Having been reunited with the TARDIS, the Doctor, Sarah Jane, and Harry return to present-day Earth.  The Brigadier (Nicholas Courtney) and UNIT are investigating attacks on oil rigs by a giant sea creature.  Sea Devils, again?  No, this time it’s the Zygons, who are far less sympathetic.

This was a typical UNIT story, the type of thing that Jon Pertwee did regularly.  Tom Baker’s more mischievous version of the Doctor feels slightly out-of-place with UNIT but it is still a pleasure to see Nicholas Courtney and John Levene again and this episode finally explains what everyone has been seeing in Loch Ness over the years.  This episode ends with Harry returning to UNIT while Sarah Jane and the Doctor returned the TARDIS.  Harry Sullivan was a strong character and producer Philip Hinchcliffe later said it was a mistake to write him out of the series.

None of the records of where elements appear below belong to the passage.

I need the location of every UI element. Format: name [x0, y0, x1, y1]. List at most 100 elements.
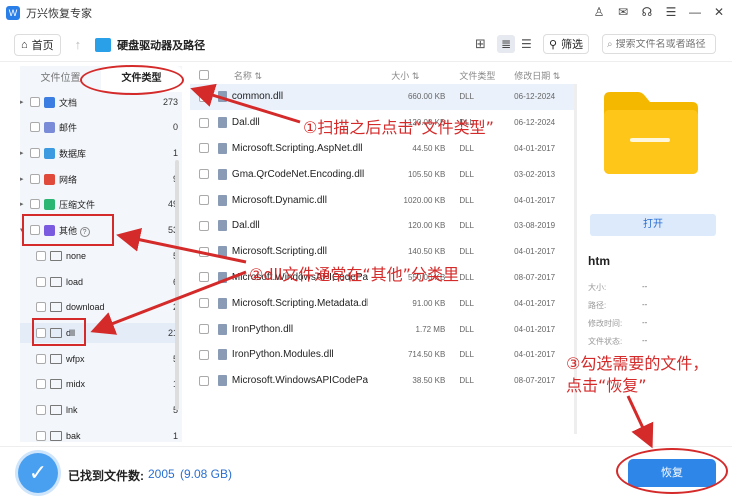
sidebar-item-documents[interactable]: ▸ 文档 273 — [20, 92, 178, 112]
file-name: Microsoft.Scripting.dll — [217, 246, 368, 258]
row-checkbox[interactable] — [198, 272, 209, 283]
menu-icon[interactable]: ☰ — [662, 3, 680, 21]
checkbox[interactable] — [30, 199, 40, 209]
filter-label: 筛选 — [561, 39, 584, 51]
file-icon — [217, 246, 227, 258]
annotation-box-dll — [32, 318, 86, 346]
checkbox[interactable] — [36, 431, 46, 441]
column-type[interactable]: 文件类型 — [459, 69, 514, 82]
sidebar-scrollbar[interactable] — [175, 160, 179, 410]
expand-arrow-icon[interactable]: ▸ — [20, 200, 30, 208]
expand-arrow-icon[interactable]: ▸ — [20, 175, 30, 183]
file-row[interactable]: common.dll 660.00 KB DLL 06-12-2024 — [190, 84, 574, 110]
found-label: 已找到文件数: — [68, 469, 144, 483]
list-view-icon[interactable]: ≣ — [497, 35, 515, 53]
row-checkbox[interactable] — [198, 298, 209, 309]
file-size: 44.50 KB — [412, 143, 446, 153]
file-type: DLL — [459, 324, 474, 334]
file-row[interactable]: IronPython.dll 1.72 MB DLL 04-01-2017 — [190, 316, 574, 342]
row-checkbox[interactable] — [198, 246, 209, 257]
row-checkbox[interactable] — [198, 220, 209, 231]
detail-view-icon[interactable]: ☰ — [521, 36, 537, 52]
folder-icon — [50, 405, 62, 415]
file-type: DLL — [459, 143, 474, 153]
sidebar-item-wfpx[interactable]: wfpx 5 — [20, 349, 178, 369]
file-type: DLL — [459, 376, 474, 386]
expand-arrow-icon[interactable]: ▸ — [20, 98, 30, 106]
row-checkbox[interactable] — [198, 117, 209, 128]
file-type: DLL — [459, 350, 474, 360]
sidebar-item-database[interactable]: ▸ 数据库 1 — [20, 143, 178, 163]
row-checkbox[interactable] — [198, 195, 209, 206]
row-checkbox[interactable] — [198, 349, 209, 360]
sidebar-item-load[interactable]: load 6 — [20, 272, 178, 292]
column-name[interactable]: 名称 ⇅ — [218, 69, 368, 82]
row-checkbox[interactable] — [198, 169, 209, 180]
minimize-icon[interactable]: — — [686, 3, 704, 21]
row-checkbox[interactable] — [198, 91, 209, 102]
file-icon — [217, 349, 227, 361]
account-icon[interactable]: ♙ — [590, 3, 608, 21]
checkbox[interactable] — [36, 405, 46, 415]
message-icon[interactable]: ✉ — [614, 3, 632, 21]
toolbar: ⌂ 首页 ↑ 硬盘驱动器及路径 ⊞ ≣ ☰ ⚲ 筛选 ⌕ — [0, 28, 732, 62]
checkbox[interactable] — [36, 354, 46, 364]
file-name: Microsoft.Scripting.AspNet.dll — [217, 142, 368, 154]
sidebar-item-archive[interactable]: ▸ 压缩文件 49 — [20, 194, 178, 214]
up-arrow-icon[interactable]: ↑ — [75, 37, 82, 52]
file-row[interactable]: Microsoft.Scripting.Metadata.dll 91.00 KB… — [190, 290, 574, 316]
annotation-step1: ①扫描之后点击“文件类型” — [303, 118, 494, 137]
file-row[interactable]: Microsoft.Scripting.AspNet.dll 44.50 KB DL… — [190, 136, 574, 162]
checkbox[interactable] — [36, 379, 46, 389]
sidebar-item-lnk[interactable]: lnk 5 — [20, 400, 178, 420]
sidebar-item-web[interactable]: ▸ 网络 9 — [20, 169, 178, 189]
sidebar-item-midx[interactable]: midx 1 — [20, 374, 178, 394]
select-all-checkbox[interactable] — [198, 70, 209, 80]
search-input[interactable] — [615, 38, 708, 50]
column-size[interactable]: 大小 ⇅ — [368, 69, 460, 82]
close-icon[interactable]: ✕ — [710, 3, 728, 21]
sidebar-item-none[interactable]: none 5 — [20, 246, 178, 266]
file-type: DLL — [459, 221, 474, 231]
column-date[interactable]: 修改日期 ⇅ — [514, 69, 574, 82]
file-size: 1.72 MB — [415, 324, 446, 334]
open-button[interactable]: 打开 — [590, 214, 716, 236]
database-icon — [44, 147, 55, 159]
checkbox[interactable] — [36, 302, 46, 312]
sidebar-item-email[interactable]: 邮件 0 — [20, 117, 178, 137]
found-size: (9.08 GB) — [180, 467, 233, 481]
file-row[interactable]: Dal.dll 120.00 KB DLL 03-08-2019 — [190, 213, 574, 239]
checkbox[interactable] — [36, 277, 46, 287]
checkbox[interactable] — [36, 251, 46, 261]
sidebar-item-count: 1 — [172, 148, 178, 158]
checkbox[interactable] — [30, 122, 40, 132]
file-size: 660.00 KB — [407, 92, 446, 102]
app-logo-icon: W — [6, 6, 20, 20]
sidebar-item-bak[interactable]: bak 1 — [20, 426, 178, 446]
file-date: 06-12-2024 — [514, 92, 556, 102]
file-size: 714.50 KB — [407, 350, 446, 360]
file-row[interactable]: Microsoft.WindowsAPICodePack.... 38.50 KB… — [190, 368, 574, 394]
checkbox[interactable] — [30, 148, 40, 158]
file-name: IronPython.dll — [217, 323, 368, 335]
file-icon — [217, 220, 227, 232]
filter-button[interactable]: ⚲ 筛选 — [543, 34, 590, 54]
sidebar-item-download[interactable]: download 2 — [20, 297, 178, 317]
expand-arrow-icon[interactable]: ▸ — [20, 149, 30, 157]
row-checkbox[interactable] — [198, 324, 209, 335]
folder-icon — [50, 302, 62, 312]
file-row[interactable]: Microsoft.Dynamic.dll 1020.00 KB DLL 04-01-… — [190, 187, 574, 213]
home-button[interactable]: ⌂ 首页 — [14, 33, 61, 56]
checkbox[interactable] — [30, 97, 40, 107]
file-row[interactable]: Gma.QrCodeNet.Encoding.dll 105.50 KB DLL 03… — [190, 161, 574, 187]
grid-view-icon[interactable]: ⊞ — [475, 36, 491, 52]
checkbox[interactable] — [30, 174, 40, 184]
row-checkbox[interactable] — [198, 143, 209, 154]
drive-icon — [95, 37, 112, 52]
title-bar: W 万兴恢复专家 ♙ ✉ ☊ ☰ — ✕ — [0, 0, 732, 26]
support-icon[interactable]: ☊ — [638, 3, 656, 21]
row-checkbox[interactable] — [198, 375, 209, 386]
search-box[interactable]: ⌕ — [602, 34, 716, 54]
file-name: IronPython.Modules.dll — [217, 349, 368, 361]
file-row[interactable]: IronPython.Modules.dll 714.50 KB DLL 04-01-… — [190, 342, 574, 368]
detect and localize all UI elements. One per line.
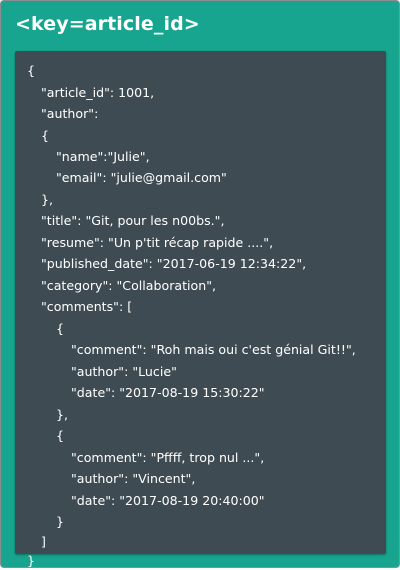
code-line-11: "category": "Collaboration", [41, 278, 217, 293]
code-line-1: { [27, 63, 36, 78]
code-line-16: "date": "2017-08-19 15:30:22" [71, 385, 265, 400]
card-title: <key=article_id> [15, 13, 200, 35]
code-line-23: ] [41, 534, 46, 549]
code-line-17: }, [56, 407, 69, 422]
code-line-6: "email": "julie@gmail.com" [56, 170, 227, 185]
code-line-8: "title": "Git, pour les n00bs.", [41, 213, 225, 228]
code-line-21: "date": "2017-08-19 20:40:00" [71, 493, 265, 508]
code-line-10: "published_date": "2017-06-19 12:34:22", [41, 256, 307, 271]
code-line-12: "comments": [ [41, 299, 133, 314]
code-line-4: { [41, 128, 50, 143]
code-line-7: }, [41, 192, 54, 207]
code-line-2: "article_id": 1001, [41, 85, 155, 100]
code-line-20: "author": "Vincent", [71, 471, 196, 486]
json-code-panel: { "article_id": 1001, "author": { "name"… [15, 51, 386, 568]
code-line-22: } [56, 514, 65, 529]
code-line-9: "resume": "Un p'tit récap rapide ....", [41, 235, 274, 250]
code-line-15: "author": "Lucie" [71, 364, 177, 379]
code-line-19: "comment": "Pffff, trop nul ...", [71, 450, 265, 465]
code-line-3: "author": [41, 106, 99, 121]
code-line-13: { [56, 321, 65, 336]
code-line-18: { [56, 428, 65, 443]
code-line-24: } [27, 553, 36, 568]
code-line-5: "name":"Julie", [56, 149, 150, 164]
code-line-14: "comment": "Roh mais oui c'est génial Gi… [71, 342, 356, 357]
document-card: <key=article_id> { "article_id": 1001, "… [0, 0, 400, 568]
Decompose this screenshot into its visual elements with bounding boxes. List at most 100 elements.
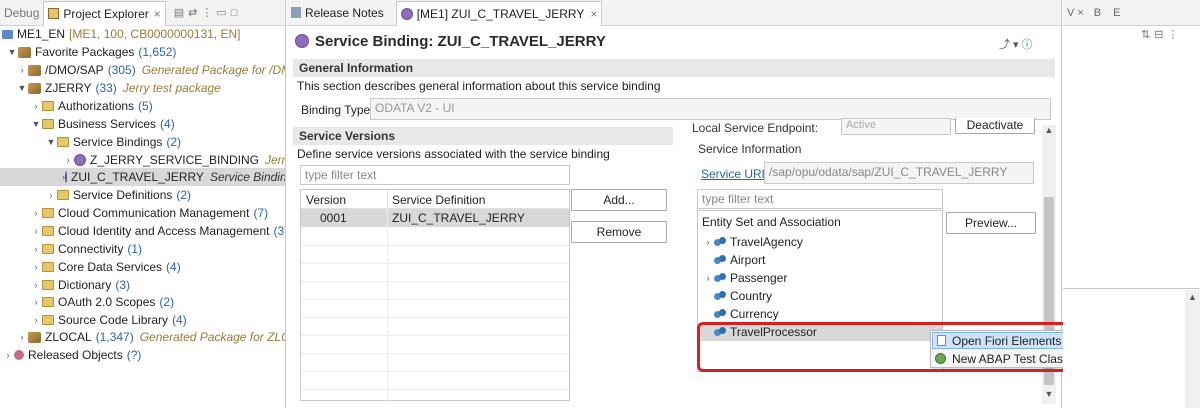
chevron-right-icon[interactable]: › [30,244,42,254]
service-binding-editor: Release Notes [ME1] ZUI_C_TRAVEL_JERRY ×… [287,0,1160,408]
tab-release-notes-label: Release Notes [305,5,384,20]
chevron-down-icon[interactable]: ▼ [6,47,18,57]
entity-currency[interactable]: Currency [714,305,779,323]
chevron-right-icon[interactable]: › [62,155,74,165]
remove-version-button[interactable]: Remove [571,221,667,243]
tab-e[interactable]: E [1113,7,1120,19]
tree-item-cloud-communication[interactable]: › Cloud Communication Management (7) [30,204,269,222]
tree-item-service-definitions[interactable]: › Service Definitions (2) [45,186,192,204]
tab-zui-c-travel-jerry[interactable]: [ME1] ZUI_C_TRAVEL_JERRY × [395,0,603,26]
close-icon[interactable]: × [1077,7,1083,19]
scroll-up-icon[interactable]: ▲ [1185,292,1200,302]
tree-label: Cloud Communication Management [58,206,250,220]
chevron-right-icon[interactable]: › [30,262,42,272]
chevron-right-icon[interactable]: › [16,332,28,342]
tree-extra: [ME1, 100, CB0000000131, EN] [69,27,241,41]
chevron-down-icon[interactable]: ▼ [30,119,42,129]
tree-item-favorite-packages[interactable]: ▼ Favorite Packages (1,652) [6,43,177,61]
tree-item-zjerry[interactable]: ▼ ZJERRY (33) Jerry test package [16,79,221,97]
tree-item-z-jerry-service-binding[interactable]: › Z_JERRY_SERVICE_BINDING Jerry's ser [62,151,286,169]
versions-filter-input[interactable]: type filter text [300,165,570,185]
tree-label: Dictionary [58,278,112,292]
menu-icon[interactable]: ⋮ [1167,29,1182,41]
chevron-right-icon[interactable]: › [702,237,714,247]
tree-item-source-code-library[interactable]: › Source Code Library (4) [30,311,187,329]
tree-item-core-data-services[interactable]: › Core Data Services (4) [30,258,181,276]
tree-label: Z_JERRY_SERVICE_BINDING [90,153,259,167]
tree-label: Authorizations [58,99,135,113]
chevron-right-icon[interactable]: › [16,65,28,75]
tree-item-zui-c-travel-jerry[interactable]: › ZUI_C_TRAVEL_JERRY Service Binding [0,168,285,186]
tree-label: Core Data Services [58,260,163,274]
service-binding-icon [74,154,86,166]
tab-project-explorer[interactable]: Project Explorer × [43,0,166,26]
close-icon[interactable]: × [154,7,161,21]
chevron-right-icon[interactable]: › [30,226,42,236]
tree-item-dmo-sap[interactable]: › /DMO/SAP (305) Generated Package for /… [16,61,286,79]
entity-travelagency[interactable]: › TravelAgency [702,233,803,251]
tree-label: Favorite Packages [35,45,135,59]
chevron-down-icon[interactable]: ▼ [45,137,57,147]
tree-item-cloud-identity[interactable]: › Cloud Identity and Access Management (… [30,222,286,240]
folder-icon [42,262,54,272]
share-icon[interactable]: ⤴ [999,39,1013,51]
service-url-link[interactable]: Service URL: [701,167,772,181]
preview-button[interactable]: Preview... [946,212,1036,234]
chevron-right-icon[interactable]: › [30,315,42,325]
row-definition: ZUI_C_TRAVEL_JERRY [392,211,525,225]
tree-item-released-objects[interactable]: › Released Objects (?) [2,346,142,364]
entity-country[interactable]: Country [714,287,772,305]
entity-airport[interactable]: Airport [714,251,765,269]
tree-item-service-bindings[interactable]: ▼ Service Bindings (2) [45,133,182,151]
help-icon[interactable]: ⓘ [1022,39,1036,51]
chevron-right-icon[interactable]: › [30,101,42,111]
tab-b[interactable]: B [1094,7,1101,19]
tree-item-connectivity[interactable]: › Connectivity (1) [30,240,143,258]
entity-set-icon [714,255,726,265]
chevron-right-icon[interactable]: › [30,208,42,218]
tree-label: Business Services [58,117,157,131]
chevron-right-icon[interactable]: › [702,273,714,283]
scroll-up-icon[interactable]: ▲ [1042,125,1056,139]
tree-item-oauth-scopes[interactable]: › OAuth 2.0 Scopes (2) [30,293,175,311]
tab-v[interactable]: V [1067,7,1074,19]
chevron-right-icon[interactable]: › [2,350,14,360]
filter-icon[interactable]: ⊟ [1154,29,1167,41]
tree-item-system[interactable]: ME1_EN [ME1, 100, CB0000000131, EN] [2,25,240,43]
entity-passenger[interactable]: › Passenger [702,269,788,287]
view-menu-icon[interactable]: ⋮ [201,7,216,19]
endpoint-status-field: Active [841,118,951,135]
chevron-right-icon[interactable]: › [30,280,42,290]
tree-item-zlocal[interactable]: › ZLOCAL (1,347) Generated Package for Z… [16,328,286,346]
entity-filter-input[interactable]: type filter text [697,189,943,209]
maximize-icon[interactable]: □ [231,7,242,19]
collapse-all-icon[interactable]: ▤ [174,7,188,19]
tree-count: (?) [126,348,142,362]
col-version-header[interactable]: Version [306,193,346,207]
table-header: Version Service Definition [301,190,569,209]
tab-debug[interactable]: Debug [0,1,43,25]
tree-item-authorizations[interactable]: › Authorizations (5) [30,97,153,115]
tree-item-business-services[interactable]: ▼ Business Services (4) [30,115,175,133]
add-version-button[interactable]: Add... [571,189,667,211]
table-row[interactable]: 0001 ZUI_C_TRAVEL_JERRY [301,209,569,227]
sort-icon[interactable]: ⇅ [1141,29,1154,41]
close-icon[interactable]: × [590,7,597,21]
tree-label: OAuth 2.0 Scopes [58,295,156,309]
tree-item-dictionary[interactable]: › Dictionary (3) [30,276,131,294]
link-editor-icon[interactable]: ⇄ [188,7,201,19]
minimize-icon[interactable]: ▭ [216,7,230,19]
tab-release-notes[interactable]: Release Notes [287,1,388,25]
entity-set-icon [714,327,726,337]
scroll-down-icon[interactable]: ▼ [1042,389,1056,403]
chevron-right-icon[interactable]: › [45,190,57,200]
col-definition-header[interactable]: Service Definition [392,193,485,207]
entity-tree: Entity Set and Association › TravelAgency… [697,210,943,372]
chevron-right-icon[interactable]: › [30,297,42,307]
entity-travelprocessor[interactable]: TravelProcessor [698,323,942,341]
dropdown-icon[interactable]: ▾ [1013,39,1022,51]
tab-active-label: [ME1] ZUI_C_TRAVEL_JERRY [416,6,585,21]
chevron-down-icon[interactable]: ▼ [16,83,28,93]
deactivate-button[interactable]: Deactivate [955,118,1035,134]
right-scrollbar[interactable]: ▲ [1185,290,1200,408]
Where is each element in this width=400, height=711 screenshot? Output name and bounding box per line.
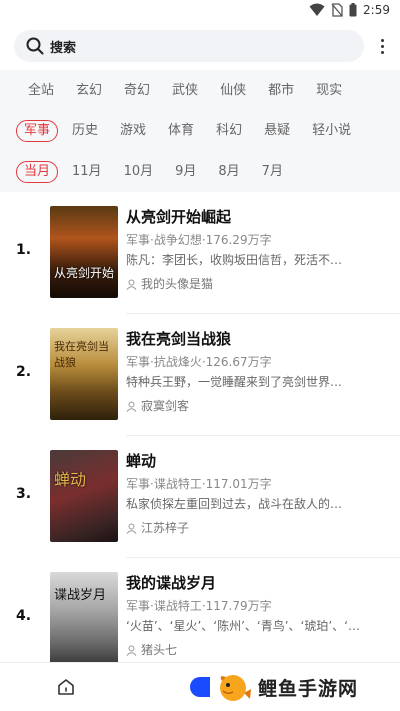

Ian Marter, who played Harry Sullivan, continued to be associated with Doctor Who as one of the better writers of the Doctor Who novelizations.  He also wrote two stand-alone novels featuring Harry’s adventures without the Doctor.  Ian Marter died of a heart attack when he was just 42 but Harry Sullivan lived on, frequently being mentioned in both the classic series and the revival.

That’s it for the 12th season, the season that truly made Tom Baker the Doctor and which was one of the best of the classic series.  As these were the first episodes of Doctor Who that I ever saw, I have a lot of nostalgia for them.  The Ark In Space, The Sonatarn Experiment, Genesis of the Daleks, and even Terror of the Zygons still hold up well to this day.